若干怯みながらも、ミントと一緒に無実を訴えるプリン。


「カレーだ? 誰に食わされたんだ?」


「死神だ」


セル先生の質問にプリンが答えると、


「……つくならもっとまともな嘘をつけ」


先生はツカツカと去っていった。


「ちょっ、待っ――先生! 先生ええええええ!!」


「む? むぅちゃんがいない」


叫ぶミントと、辺りをきょろきょろするプリン。


「捨てた。
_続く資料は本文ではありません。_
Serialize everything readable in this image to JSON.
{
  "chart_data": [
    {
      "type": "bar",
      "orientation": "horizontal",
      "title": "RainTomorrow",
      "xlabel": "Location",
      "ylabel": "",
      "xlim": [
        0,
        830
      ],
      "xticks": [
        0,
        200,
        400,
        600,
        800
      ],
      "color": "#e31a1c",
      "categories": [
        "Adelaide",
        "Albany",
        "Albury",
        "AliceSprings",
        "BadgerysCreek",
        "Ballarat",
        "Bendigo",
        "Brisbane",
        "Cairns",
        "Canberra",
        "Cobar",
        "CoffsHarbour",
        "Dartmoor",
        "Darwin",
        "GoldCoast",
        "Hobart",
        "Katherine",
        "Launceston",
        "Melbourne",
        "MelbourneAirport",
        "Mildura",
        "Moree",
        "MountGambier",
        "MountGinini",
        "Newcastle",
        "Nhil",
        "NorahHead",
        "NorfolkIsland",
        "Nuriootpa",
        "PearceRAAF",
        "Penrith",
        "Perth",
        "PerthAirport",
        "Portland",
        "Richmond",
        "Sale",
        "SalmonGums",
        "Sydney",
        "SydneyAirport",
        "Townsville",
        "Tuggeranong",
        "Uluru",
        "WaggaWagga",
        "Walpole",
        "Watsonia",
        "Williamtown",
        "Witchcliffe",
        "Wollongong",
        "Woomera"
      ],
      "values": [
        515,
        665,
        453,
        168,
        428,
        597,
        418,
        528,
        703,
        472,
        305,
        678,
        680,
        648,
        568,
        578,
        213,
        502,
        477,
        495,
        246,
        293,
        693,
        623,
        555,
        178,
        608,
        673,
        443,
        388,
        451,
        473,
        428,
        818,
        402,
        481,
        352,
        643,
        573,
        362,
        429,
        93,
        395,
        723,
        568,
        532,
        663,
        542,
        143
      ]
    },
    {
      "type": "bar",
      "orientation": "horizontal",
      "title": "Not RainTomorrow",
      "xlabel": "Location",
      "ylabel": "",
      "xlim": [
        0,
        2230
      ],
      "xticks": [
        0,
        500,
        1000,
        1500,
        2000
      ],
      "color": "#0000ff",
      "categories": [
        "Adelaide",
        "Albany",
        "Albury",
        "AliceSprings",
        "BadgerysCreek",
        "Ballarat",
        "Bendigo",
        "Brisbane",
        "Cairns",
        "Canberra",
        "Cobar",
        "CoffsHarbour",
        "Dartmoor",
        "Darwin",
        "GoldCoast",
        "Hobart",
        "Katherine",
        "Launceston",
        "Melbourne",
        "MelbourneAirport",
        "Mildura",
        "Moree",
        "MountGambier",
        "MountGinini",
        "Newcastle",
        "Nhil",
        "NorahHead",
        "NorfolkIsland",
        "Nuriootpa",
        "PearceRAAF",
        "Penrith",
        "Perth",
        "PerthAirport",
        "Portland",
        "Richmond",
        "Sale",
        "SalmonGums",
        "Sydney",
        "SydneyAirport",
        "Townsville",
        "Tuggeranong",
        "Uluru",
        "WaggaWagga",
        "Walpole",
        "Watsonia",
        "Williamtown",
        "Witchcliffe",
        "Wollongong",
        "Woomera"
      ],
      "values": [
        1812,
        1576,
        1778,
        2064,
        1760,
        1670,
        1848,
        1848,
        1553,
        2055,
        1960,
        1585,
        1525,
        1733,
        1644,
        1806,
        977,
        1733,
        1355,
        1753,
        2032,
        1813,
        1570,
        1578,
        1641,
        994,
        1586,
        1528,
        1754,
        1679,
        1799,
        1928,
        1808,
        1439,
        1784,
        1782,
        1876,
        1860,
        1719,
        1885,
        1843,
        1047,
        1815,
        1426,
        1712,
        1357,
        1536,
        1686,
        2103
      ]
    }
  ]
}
此処はペットは禁止だ」


と言う声を最後に、セル先生の姿は見えなくなった。


「……」


「……」


沈黙。


「むぅちゃん!!」


「むぅちゃんじゃないよプリンのバカ!!」


 ガーン、という効果音が似合いそうなプリンに、ミントは素早く突っ込みを入れた。


「ば―…」


「なんで"死神"って答えるのさ?! 嘘だと思われるに決まってるじゃん!!」


「……む……ごめん……」


何か言い返そうとしたけれど、そう言われて素直に謝るプリン。


「ああ、もう、ボウルの中身は濃硫酸だし!! よく無事だなボウル!!」


身に覚えのない罪を着せられ、行き場のない怒りをボウルにぶつけるミント。


「……」


怒っているミントの隣でしょんぼりするプリン。


「――!」


そんな彼に気付き、ハッと我に返ったミントは、


「ご、ごめん、プリン。オレ、酷いこと言って……」


慌てて彼に誤った。


「ううむ。大丈夫」


気まずそうなミントに、プリンはふるふると首を横に振ると、


「すべては死神のせいだ」


と言った。


「だあよおねえええ?!」


心から同意するミント。


「あんな不味いカレー食わせた上にこんな罰則喰らって……」


「おまけにむぅちゃんがいなくなって……」


そう呟いた後、二人は同時にバックに怒りの炎を燃え上がらせた。


「「死神め……!!」」


 二人がメラメラと燃えていると、


「? あれー? ミントとプリンー?」


「こんな所で何してんだァ?」


そこにココアとポトフがやって来た。


「……」


「……」


「え? な、何?」


ミントとプリンにじっと目を向けられ、思わず一歩下がるポトフ。


「……あー、そう言えば今日は午後からブドウに料理教えてあげるんだったっけー!」


すると、ココアはわざとらしく手をポンと叩き、


「じゃ! ポトフ、また明日ねー!」


大きく手を振って爽やかに去っていった。


「え!? ちょっ、ココアちゃん?!」


慌てて彼女のことを追おうとしたポトフを、


「……」


「……」


ミントとプリンの無言の視線が引き止めた。


「っああ、もォ!! 分かったよ、俺もやればいいんだろォ?!」


ミントとプリンの無言の訴えを読み取ったポトフは、彼らと同じようにボウルを頭に乗せたとさ。